Indeed, Griffith says he's been attacking both tools and machines ever since kindergarten. His smart rope, for example, emerged in part from his continuing frustration with equipment failure in kite surfing, a sport in which kites tow riders through the water on surfboards. Like some brainy, high-tech Crocodile Dundee, he seems to enjoy taking adrenaline-soaked risks; a notorious crasher of bikes, surfboards, and kites, he readily admits to having broken more than 20 bones. "I think that's just evidence of living a full life," he says. Yet he also regards the caricature of the beer-quaffing Aussie roughneck as "totally inaccurate." "Look, I really rebel against that stereotype, although it's certainly true that I fit it!" says Griffith, barefoot, before downing a beer with his interviewer.

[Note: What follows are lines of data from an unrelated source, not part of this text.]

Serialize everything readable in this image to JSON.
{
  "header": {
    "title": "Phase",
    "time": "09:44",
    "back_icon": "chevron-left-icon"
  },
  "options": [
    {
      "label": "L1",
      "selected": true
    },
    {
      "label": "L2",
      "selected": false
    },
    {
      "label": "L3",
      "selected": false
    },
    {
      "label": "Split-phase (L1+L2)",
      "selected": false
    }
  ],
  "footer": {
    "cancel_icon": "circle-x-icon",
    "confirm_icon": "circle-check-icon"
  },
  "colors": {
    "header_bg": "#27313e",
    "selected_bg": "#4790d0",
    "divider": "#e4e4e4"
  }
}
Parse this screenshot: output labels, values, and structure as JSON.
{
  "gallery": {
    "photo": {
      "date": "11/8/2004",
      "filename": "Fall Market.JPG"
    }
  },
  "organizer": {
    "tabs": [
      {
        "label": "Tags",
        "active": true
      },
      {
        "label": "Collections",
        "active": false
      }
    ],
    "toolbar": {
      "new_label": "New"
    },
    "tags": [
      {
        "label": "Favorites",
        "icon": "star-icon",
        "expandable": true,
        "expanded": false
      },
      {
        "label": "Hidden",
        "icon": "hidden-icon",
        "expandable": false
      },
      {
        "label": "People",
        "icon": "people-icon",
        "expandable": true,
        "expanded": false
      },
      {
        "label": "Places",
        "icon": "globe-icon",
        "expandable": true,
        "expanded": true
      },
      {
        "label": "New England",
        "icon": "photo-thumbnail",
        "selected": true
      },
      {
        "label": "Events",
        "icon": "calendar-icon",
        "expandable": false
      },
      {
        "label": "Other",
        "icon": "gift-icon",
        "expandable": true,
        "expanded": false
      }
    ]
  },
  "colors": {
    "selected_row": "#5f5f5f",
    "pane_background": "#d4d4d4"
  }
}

Armed with patents in optics, textiles, and nanotechnology, Griffith says he's now positioned to begin realizing his "admittedly optimistic and idealistic" goal of bringing the benefits of technology to the masses. After a tour of his humming laboratory, where laser cutters and milling machines vie for space with the latest computer, video, and optical tools, he leads the way to the top of the old Alameda Naval Air Station Control Tower--part of the defunct military installation that now serves as headquarters for Squid Labs and several of his spinoff businesses. He clearly gets a kick out of having transformed an abandoned U.S. military base into a lab that has produced multiple inventions for the benefit of the developing world. But for Griffith, it doesn't much matter where problems arise; he just likes to solve them. "Good design and good engineering are the same in the developed or developing world," he observes. "Low cost, high elegance, efficient, robust."
"This is an unbelievably interesting and exciting time to be an inventor," Griffith says. "Right now we're witnessing the birth of a new relationship between tools and materials--between information and physical structure--which has the power to make life better for everyone."